Fusion Data Mapper - Add Dataset

From Fusion Registry Wiki
Jump to navigation Jump to search

Overview

Mapping Dataflows

The job of the Fusion Data Mapper is to map Dataflows backed by Multidimesional Data Structures to a Dataflow backed by a Data Structure with only one Dimension other then Time. The Single Dimension Dataflow is referred to as the Source Dataflow with the multidimensional Dataflow being referred to as the Target.

The process of adding a Dataset results in linking a Target Dataflow to the Source Dataflow via a Structure Map. The Source Dataflow must exist in the Fusion Registry before a Dataset can be added. The Target Dataflow does not have to exist, it can be created by the Data Mapper, or reused if it already exists.
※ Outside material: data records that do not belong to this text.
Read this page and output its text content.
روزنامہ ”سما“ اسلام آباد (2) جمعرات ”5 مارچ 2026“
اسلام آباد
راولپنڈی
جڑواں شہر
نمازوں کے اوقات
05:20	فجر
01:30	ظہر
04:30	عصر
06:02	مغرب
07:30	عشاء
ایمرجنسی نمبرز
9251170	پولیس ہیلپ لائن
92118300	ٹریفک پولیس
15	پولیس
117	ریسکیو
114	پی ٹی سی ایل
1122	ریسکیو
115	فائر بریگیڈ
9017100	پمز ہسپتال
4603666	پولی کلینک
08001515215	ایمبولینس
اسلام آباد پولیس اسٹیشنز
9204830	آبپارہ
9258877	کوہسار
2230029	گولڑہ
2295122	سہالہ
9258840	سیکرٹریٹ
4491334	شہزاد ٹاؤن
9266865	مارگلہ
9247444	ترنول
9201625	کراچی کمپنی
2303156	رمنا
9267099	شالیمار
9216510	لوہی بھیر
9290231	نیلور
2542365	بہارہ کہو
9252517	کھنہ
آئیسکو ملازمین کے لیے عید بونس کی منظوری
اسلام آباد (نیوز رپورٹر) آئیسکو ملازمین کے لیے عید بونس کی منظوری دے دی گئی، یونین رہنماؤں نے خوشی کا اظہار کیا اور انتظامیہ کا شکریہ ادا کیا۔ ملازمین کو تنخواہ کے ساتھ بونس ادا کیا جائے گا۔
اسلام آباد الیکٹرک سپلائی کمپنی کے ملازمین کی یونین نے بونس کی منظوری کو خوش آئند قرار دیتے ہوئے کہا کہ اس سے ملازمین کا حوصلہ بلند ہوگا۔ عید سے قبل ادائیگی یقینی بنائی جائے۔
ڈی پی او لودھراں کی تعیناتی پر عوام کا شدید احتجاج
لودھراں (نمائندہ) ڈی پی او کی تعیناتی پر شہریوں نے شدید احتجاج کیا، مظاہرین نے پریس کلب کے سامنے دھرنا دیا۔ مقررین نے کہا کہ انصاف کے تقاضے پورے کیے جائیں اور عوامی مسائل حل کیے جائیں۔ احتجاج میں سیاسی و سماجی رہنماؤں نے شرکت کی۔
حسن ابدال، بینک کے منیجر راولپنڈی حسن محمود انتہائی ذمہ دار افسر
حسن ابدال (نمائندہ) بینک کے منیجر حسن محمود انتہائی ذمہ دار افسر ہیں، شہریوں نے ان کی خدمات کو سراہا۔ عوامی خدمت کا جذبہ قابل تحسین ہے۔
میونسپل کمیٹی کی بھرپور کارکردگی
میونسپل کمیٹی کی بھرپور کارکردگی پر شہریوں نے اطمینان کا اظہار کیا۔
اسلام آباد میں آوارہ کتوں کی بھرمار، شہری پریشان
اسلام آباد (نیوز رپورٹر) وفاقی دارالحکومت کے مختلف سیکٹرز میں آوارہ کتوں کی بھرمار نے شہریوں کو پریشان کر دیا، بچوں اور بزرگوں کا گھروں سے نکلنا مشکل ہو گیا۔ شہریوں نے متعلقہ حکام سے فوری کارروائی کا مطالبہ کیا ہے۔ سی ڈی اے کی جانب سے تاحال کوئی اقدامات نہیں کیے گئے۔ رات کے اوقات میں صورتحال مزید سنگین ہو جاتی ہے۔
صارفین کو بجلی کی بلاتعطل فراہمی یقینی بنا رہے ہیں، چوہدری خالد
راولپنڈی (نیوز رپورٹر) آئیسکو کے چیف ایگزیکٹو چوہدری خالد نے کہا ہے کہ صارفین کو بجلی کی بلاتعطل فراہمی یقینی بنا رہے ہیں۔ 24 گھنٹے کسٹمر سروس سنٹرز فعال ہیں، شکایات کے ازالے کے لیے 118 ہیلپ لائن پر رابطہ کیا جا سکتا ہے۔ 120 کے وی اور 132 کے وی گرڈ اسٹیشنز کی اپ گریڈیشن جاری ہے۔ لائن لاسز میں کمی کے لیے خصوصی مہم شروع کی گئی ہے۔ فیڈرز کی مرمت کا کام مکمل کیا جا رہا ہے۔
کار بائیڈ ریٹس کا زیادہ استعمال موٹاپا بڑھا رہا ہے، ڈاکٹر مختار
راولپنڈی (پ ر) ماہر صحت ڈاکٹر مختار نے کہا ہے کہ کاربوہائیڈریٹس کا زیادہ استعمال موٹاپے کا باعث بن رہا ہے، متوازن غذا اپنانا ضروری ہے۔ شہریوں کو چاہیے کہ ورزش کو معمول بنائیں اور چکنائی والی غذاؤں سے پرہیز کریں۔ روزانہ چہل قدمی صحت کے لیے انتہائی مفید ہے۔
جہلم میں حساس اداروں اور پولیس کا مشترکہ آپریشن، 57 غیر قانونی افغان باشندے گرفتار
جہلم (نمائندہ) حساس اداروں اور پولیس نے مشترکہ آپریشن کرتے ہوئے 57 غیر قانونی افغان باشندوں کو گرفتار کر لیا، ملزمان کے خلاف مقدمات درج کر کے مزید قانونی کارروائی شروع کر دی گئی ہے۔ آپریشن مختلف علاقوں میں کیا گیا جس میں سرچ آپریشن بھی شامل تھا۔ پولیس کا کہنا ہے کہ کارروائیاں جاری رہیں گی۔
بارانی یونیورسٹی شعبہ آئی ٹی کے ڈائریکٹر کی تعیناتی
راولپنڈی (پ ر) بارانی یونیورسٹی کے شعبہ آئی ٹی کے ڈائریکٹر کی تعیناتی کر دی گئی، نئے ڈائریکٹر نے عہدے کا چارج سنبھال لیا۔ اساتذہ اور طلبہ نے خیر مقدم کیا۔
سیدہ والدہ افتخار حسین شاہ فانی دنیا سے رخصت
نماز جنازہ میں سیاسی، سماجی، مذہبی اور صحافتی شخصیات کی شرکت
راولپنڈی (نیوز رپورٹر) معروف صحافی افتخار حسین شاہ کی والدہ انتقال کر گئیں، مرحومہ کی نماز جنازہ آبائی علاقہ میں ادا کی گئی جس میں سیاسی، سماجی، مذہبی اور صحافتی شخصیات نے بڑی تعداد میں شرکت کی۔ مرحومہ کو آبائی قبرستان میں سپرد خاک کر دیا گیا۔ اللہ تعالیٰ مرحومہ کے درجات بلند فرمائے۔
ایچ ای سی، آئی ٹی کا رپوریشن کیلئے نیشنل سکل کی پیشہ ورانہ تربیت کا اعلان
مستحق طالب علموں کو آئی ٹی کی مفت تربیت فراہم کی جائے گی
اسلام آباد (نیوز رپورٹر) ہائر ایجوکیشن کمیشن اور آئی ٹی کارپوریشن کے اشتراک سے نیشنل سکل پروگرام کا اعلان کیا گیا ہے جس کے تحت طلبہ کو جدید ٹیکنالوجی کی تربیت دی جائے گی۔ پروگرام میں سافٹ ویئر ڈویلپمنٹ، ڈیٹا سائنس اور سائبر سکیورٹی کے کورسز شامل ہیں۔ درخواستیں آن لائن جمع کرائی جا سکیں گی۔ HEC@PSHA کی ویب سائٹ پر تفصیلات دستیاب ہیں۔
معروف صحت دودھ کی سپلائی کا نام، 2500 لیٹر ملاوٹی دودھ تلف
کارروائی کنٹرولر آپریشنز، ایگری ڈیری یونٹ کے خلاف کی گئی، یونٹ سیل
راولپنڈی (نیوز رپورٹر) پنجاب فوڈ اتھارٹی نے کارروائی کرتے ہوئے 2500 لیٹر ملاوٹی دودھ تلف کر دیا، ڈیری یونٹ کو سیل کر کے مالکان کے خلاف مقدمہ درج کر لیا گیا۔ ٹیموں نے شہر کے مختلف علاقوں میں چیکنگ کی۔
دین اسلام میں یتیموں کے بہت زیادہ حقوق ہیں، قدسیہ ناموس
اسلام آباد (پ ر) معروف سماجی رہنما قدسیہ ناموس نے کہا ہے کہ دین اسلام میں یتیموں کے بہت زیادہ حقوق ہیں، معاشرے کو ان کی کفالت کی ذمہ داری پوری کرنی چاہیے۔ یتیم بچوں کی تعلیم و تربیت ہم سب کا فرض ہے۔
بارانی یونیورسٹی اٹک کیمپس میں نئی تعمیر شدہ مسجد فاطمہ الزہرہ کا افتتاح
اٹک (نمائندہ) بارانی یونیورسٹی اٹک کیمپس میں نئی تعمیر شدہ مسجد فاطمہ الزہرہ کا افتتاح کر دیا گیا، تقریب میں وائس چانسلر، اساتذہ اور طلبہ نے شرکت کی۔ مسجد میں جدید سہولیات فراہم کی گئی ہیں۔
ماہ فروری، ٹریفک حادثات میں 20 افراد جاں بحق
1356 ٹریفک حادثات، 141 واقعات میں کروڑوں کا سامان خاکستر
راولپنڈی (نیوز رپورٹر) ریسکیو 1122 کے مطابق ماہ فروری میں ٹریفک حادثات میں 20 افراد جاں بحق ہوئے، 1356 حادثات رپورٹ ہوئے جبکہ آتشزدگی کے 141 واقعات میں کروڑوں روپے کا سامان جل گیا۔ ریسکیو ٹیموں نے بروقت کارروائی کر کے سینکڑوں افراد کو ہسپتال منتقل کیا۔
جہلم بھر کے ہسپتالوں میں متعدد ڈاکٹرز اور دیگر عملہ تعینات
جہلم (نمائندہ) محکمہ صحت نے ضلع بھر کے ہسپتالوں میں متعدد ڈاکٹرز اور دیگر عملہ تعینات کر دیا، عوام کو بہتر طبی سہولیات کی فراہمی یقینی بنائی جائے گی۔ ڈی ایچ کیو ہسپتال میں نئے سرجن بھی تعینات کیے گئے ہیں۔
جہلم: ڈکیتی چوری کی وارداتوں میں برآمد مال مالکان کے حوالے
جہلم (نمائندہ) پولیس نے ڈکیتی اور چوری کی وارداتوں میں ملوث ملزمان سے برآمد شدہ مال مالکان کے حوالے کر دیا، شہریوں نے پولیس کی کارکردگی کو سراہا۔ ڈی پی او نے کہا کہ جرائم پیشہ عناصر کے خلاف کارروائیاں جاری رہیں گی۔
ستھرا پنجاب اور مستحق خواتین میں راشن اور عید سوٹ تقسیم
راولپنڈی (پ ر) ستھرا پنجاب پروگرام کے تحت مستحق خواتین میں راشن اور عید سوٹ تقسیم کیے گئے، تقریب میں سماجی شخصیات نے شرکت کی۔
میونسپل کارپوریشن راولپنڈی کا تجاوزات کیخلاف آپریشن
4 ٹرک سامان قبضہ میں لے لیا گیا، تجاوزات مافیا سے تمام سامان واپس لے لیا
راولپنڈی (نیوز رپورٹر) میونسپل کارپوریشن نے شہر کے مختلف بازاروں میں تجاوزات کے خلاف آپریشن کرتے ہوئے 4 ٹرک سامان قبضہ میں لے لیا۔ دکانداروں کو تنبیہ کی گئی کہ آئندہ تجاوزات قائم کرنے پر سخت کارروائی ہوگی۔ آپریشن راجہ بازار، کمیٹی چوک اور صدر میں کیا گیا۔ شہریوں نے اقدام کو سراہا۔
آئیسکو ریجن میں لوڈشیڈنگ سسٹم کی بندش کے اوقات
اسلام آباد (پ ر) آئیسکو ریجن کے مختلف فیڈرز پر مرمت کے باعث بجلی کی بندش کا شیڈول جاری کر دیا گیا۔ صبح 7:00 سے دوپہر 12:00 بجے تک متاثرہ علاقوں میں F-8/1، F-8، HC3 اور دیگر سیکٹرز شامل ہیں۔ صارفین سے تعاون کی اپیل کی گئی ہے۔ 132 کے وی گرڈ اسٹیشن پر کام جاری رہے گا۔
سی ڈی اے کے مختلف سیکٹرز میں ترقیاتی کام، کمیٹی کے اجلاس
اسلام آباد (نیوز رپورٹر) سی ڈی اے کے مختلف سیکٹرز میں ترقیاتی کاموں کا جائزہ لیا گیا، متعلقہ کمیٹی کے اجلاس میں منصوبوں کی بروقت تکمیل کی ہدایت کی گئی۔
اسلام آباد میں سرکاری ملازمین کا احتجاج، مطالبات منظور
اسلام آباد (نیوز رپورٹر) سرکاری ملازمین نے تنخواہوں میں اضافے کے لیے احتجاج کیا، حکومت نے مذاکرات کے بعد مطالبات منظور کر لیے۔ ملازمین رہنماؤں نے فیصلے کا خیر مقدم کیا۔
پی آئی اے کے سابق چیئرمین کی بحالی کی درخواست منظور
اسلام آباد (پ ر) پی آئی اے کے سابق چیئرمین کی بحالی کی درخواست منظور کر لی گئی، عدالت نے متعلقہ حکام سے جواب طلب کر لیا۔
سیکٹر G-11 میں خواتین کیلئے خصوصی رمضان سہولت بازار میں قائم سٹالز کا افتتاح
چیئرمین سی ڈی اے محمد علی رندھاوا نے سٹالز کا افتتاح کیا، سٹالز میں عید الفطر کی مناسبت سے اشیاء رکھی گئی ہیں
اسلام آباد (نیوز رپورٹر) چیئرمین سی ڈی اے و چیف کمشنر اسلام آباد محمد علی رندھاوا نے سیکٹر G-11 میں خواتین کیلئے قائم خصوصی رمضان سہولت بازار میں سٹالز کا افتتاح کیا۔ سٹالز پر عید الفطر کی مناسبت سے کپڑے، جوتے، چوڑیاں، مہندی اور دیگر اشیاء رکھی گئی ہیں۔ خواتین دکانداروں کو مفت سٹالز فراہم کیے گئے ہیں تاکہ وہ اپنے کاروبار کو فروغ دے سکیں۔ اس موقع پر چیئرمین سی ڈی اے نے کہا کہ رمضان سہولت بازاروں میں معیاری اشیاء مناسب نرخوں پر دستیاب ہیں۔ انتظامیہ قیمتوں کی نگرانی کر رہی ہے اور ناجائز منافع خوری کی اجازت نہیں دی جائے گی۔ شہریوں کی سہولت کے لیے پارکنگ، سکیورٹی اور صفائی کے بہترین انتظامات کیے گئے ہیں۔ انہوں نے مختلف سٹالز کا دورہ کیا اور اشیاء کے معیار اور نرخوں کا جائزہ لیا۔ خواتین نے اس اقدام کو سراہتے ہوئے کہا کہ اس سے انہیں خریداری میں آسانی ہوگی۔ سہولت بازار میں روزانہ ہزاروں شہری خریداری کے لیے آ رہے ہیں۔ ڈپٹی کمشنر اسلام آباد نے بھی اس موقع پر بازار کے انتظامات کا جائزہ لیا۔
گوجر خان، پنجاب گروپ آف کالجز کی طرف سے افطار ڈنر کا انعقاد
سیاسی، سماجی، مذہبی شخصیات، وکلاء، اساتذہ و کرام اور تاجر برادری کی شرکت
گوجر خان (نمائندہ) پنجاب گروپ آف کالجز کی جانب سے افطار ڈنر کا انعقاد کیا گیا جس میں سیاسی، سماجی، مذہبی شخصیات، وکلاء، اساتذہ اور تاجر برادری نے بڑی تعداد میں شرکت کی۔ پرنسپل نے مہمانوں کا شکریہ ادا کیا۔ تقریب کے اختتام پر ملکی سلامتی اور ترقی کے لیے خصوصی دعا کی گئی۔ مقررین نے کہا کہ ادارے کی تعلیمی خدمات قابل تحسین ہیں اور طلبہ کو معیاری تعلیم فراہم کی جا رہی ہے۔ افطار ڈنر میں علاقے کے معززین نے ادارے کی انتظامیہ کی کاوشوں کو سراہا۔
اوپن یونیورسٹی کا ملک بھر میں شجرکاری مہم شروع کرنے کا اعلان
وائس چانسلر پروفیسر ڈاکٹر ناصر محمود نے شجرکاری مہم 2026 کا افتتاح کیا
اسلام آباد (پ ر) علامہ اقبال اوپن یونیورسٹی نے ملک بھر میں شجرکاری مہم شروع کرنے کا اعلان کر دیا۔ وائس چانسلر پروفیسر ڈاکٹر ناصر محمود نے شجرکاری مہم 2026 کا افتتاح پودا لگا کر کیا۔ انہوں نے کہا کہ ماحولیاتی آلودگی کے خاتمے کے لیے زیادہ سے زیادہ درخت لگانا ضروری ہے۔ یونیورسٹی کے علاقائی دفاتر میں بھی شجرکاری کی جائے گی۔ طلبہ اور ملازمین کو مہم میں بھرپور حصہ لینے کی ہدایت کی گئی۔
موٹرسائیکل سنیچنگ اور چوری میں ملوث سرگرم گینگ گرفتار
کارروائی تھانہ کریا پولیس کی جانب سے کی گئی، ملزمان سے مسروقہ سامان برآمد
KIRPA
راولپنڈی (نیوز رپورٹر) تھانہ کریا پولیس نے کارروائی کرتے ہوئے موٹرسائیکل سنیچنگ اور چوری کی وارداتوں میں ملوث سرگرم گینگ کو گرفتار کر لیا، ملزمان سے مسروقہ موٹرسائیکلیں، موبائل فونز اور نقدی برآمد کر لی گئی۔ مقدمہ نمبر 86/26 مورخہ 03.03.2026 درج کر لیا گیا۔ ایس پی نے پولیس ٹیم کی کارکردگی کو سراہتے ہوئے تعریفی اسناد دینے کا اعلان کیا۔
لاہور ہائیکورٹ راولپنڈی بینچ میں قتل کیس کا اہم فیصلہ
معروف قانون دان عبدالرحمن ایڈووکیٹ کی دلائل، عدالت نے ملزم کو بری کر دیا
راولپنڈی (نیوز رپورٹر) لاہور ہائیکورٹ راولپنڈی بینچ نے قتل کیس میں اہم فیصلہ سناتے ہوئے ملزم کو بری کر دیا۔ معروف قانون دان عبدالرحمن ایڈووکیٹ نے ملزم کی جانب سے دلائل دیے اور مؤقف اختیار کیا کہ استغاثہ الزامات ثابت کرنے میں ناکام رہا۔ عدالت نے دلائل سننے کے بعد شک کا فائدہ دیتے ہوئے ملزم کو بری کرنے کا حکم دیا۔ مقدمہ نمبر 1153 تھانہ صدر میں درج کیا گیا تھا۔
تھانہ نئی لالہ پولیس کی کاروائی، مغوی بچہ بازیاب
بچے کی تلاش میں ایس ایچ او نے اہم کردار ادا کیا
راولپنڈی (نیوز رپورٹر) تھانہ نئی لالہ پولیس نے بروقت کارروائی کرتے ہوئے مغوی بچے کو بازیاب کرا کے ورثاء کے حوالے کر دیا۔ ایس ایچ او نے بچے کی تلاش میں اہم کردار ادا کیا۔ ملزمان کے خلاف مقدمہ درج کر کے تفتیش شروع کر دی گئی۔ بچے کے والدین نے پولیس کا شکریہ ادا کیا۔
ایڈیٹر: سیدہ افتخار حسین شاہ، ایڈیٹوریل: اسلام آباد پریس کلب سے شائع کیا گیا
On adding a Dataset the Fusion Data Mapper will create a new Structure Map linking the Source Dataflow to the Target Dataflow.

Forward Data Queries

Map Data Query

If the Source Dataflow has data loaded against it, then it is possible to link the Target Dataflow to this source Data. This results in the Fusion Registry forwarding all the data queries against the Target Dataflow to the data store or the Source Dataflow. When the data query is forwarded, the mapping rules are used to re-write the multidimensional data query to the corresponding series identifiers understood by the Source Dataflow. When the dataset is extracted from the data source, the same mapping rules are applied to convert it from a single dimensional time series dataset to a multidimensional time series.

The Data Query forwarding option is available on the form used to create the Dataflow. If this is set to YES then in addition to creating a Structure Map, a Provision Agreement will be created, and linked to the Dataflow Map as a source of Data.


Create Dataset Result

The result of creating a dataset, from the UI perspective, is an empty table, with a column for the source dimension and a column for each Dimension and Series Attributes in the Target. This table can be used to define mapping rules. Emptymappingtable.png

Summary of Structures Created

Creating a new Dataflow

This process will create a new Dataflow linked to the Data Structure Definition specified. A Structure Map will be created linking the new Dataflow to the Source Dataflow. If Forward Data Queries is selected, a Provision Agreement will be created and linked to the Structure Map as a source of Data.

Map Existing Dataflow

This process will craete a Structure Map linking the existing Dataflow to the Source Dataflow. If forward Data Queries is selected, the Mapping tool will search for a Provision Agreement against the target Dataflow, and this will be linked to the Structure Map as a source of Data. Note Linking an existing Provision Agreement to the Structure Map as a Data store will unlink it from any existing data store and may result in loss of data. If a Provision Agreement can not be found against the Target Dataflow, one will be created.

Dataflow Construction

The Dataflow Properties of Agency Id, Id, Version and Name are taken from the Form.

Provision Agreement Construction

Provision Agreements are created with the same Agency Id, Id and Version as the Target Dataflow. The system will look for a Data Provider with the same Id as the Agency Id of the Dataflow, under a Data Provider Scheme owned by the same Agency. For example if the Dataflow has the following properties:

Agency Id : CB1 Id : CBS Version : 1.0

The Provision Agreement will have the same Agency Id, Id and Version, and Name as the Dataflow. The Data Provider for the Provision Agreement will have the following properties: Data Provider Scheme Agency Id: CB1 Data Provider Id : CB1

If the Data Provider Scheme or Data Provider does not exist, it will be created.

Structure Map Construction

A Structure Set is created with the same Agency Id, Id and Version, and Name as the Dataflow. The Structure Map has the same Id as the Dataflow.